EA2106 Biomolécules et Biotechnologies Végétales, Université de Tours, Tours, France.
Zenika, Bordeaux, France.
Methods Mol Biol. 2022;2505:131-140. doi: 10.1007/978-1-0716-2349-7_10.
Elucidation of biological pathways leading to specialized metabolites remains a complex task. It is however a mandatory step to allow bioproduction into heterologous hosts. Many steps have already been identified using conventional approaches, enlarging the space of known possible chemical steps. In the recent past years, identification of missing steps has been fueled by the generation of genomic and transcriptomic data for nonmodel species. The analysis of gene expression profiles has revealed that in many cases, genes encoding enzymes involved in the same biosynthetic pathways are coexpressed across different tissue types and environmental conditions. Hence, coexpressed studies, either in the form of differential gene expression, gene coexpression network, or unsupervised clustering methods, have helped deciphering missing steps to complete knowledge on biosynthetic pathways. Already identified biosynthetic steps can be used as baits to capture the remaining unknown steps. The present protocol shows how supervised machine learning in the form of artificial neural networks (ANNs) can efficiently classify genes as specialized metabolism related or not according to their expression levels. Using Catharanthus roseus as an example, we show that ANN trained on a minimal set of bait genes results in many true positives (correctly predicted genes) while keeping false positives low (containing possible candidate genes).
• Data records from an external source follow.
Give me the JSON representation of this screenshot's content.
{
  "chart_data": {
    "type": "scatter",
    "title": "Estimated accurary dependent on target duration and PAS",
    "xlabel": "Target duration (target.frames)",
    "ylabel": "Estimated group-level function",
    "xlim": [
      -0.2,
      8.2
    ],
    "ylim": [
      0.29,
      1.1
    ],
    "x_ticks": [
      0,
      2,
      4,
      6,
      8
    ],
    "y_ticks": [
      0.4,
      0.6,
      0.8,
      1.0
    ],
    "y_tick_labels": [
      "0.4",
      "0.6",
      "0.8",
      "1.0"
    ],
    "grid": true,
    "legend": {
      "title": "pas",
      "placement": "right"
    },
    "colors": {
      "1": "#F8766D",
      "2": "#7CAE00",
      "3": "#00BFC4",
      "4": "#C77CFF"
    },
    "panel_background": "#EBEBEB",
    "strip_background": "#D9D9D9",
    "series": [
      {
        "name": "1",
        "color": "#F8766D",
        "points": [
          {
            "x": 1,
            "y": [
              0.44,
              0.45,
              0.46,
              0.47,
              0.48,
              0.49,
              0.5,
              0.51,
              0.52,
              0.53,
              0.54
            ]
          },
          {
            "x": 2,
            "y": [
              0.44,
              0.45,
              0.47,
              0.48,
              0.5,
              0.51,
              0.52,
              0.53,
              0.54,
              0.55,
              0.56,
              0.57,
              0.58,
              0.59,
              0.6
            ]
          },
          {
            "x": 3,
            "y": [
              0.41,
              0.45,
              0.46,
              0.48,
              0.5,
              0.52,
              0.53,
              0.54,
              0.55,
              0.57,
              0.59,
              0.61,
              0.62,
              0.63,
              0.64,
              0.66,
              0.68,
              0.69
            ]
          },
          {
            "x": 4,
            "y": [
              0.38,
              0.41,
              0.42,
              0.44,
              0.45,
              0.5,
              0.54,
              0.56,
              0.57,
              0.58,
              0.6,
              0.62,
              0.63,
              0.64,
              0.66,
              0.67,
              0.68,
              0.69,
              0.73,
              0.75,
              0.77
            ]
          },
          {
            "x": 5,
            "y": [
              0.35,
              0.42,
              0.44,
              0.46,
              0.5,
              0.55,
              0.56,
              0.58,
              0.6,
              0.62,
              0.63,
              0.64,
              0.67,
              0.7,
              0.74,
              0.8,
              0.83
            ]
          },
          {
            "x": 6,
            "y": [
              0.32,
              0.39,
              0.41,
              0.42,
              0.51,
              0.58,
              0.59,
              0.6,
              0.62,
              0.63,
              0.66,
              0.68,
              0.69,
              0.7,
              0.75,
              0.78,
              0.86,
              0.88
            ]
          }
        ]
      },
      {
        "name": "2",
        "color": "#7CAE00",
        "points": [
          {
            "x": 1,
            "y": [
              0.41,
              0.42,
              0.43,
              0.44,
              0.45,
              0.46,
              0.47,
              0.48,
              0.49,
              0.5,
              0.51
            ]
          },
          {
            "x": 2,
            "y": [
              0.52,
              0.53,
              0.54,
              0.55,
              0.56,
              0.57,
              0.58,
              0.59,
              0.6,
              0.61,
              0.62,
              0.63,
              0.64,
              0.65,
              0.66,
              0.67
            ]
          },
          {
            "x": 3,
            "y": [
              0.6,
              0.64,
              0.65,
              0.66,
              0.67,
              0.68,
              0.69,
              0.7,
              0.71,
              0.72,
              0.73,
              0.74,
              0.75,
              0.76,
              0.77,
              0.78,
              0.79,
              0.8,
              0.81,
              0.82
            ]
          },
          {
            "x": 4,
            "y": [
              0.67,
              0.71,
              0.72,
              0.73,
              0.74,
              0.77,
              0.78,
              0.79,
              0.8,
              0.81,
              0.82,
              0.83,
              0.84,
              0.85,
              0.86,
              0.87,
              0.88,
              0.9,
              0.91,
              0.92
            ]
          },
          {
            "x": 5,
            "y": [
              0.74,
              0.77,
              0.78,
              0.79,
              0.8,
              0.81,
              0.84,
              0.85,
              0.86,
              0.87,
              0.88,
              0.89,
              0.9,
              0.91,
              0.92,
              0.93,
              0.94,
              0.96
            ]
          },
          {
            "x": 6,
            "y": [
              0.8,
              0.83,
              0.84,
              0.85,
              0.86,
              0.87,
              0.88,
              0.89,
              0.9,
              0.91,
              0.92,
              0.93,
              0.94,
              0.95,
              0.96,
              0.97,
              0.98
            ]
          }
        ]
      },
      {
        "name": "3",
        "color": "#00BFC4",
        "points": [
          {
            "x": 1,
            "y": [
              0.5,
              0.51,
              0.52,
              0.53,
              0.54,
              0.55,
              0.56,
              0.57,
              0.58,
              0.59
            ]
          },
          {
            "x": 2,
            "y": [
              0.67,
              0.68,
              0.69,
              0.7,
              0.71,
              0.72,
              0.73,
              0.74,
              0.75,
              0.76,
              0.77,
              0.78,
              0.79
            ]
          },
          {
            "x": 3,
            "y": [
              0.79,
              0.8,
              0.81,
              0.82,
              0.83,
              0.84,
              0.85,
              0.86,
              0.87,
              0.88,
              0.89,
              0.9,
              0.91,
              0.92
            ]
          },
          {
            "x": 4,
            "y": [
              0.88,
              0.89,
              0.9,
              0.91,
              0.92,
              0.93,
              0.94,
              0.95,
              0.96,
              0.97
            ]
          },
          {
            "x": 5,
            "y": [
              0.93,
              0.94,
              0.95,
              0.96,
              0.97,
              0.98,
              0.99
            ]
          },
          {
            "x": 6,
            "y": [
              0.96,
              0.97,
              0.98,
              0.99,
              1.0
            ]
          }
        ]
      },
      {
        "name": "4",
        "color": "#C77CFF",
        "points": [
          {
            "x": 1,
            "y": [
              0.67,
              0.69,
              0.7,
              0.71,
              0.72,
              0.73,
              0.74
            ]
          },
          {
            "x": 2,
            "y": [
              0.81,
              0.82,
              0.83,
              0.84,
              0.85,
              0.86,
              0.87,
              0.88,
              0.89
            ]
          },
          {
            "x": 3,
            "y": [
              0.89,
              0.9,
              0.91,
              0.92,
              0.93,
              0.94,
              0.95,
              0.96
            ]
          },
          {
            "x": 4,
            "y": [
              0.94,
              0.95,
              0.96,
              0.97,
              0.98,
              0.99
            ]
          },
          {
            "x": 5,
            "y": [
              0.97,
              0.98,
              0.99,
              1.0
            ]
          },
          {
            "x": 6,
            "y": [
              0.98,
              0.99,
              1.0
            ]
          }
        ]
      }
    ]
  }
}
阐明导致特殊代谢物的生物途径仍然是一项复杂的任务。然而,这是将生物生产引入异源宿主的必要步骤。许多步骤已经使用常规方法确定,扩大了已知可能的化学步骤的空间。在过去的几年中,通过为非模式物种生成基因组和转录组数据,鉴定缺失步骤的工作得到了推动。基因表达谱的分析表明,在许多情况下,编码参与同一生物合成途径的酶的基因在不同的组织类型和环境条件下共同表达。因此,共同表达研究,无论是在差异基因表达、基因共表达网络还是无监督聚类方法的形式下,都有助于阐明缺失步骤,以完成生物合成途径的知识。已经确定的生物合成步骤可以用作诱饵来捕获其余未知的步骤。本方案展示了如何使用人工神经网络 (ANN) 形式的监督机器学习根据基因的表达水平将其有效地分类为与特殊代谢相关或不相关。以长春花为例,我们表明,根据一组最小的诱饵基因训练的 ANN 会产生许多真阳性(正确预测的基因),同时保持低的假阳性(包含可能的候选基因)。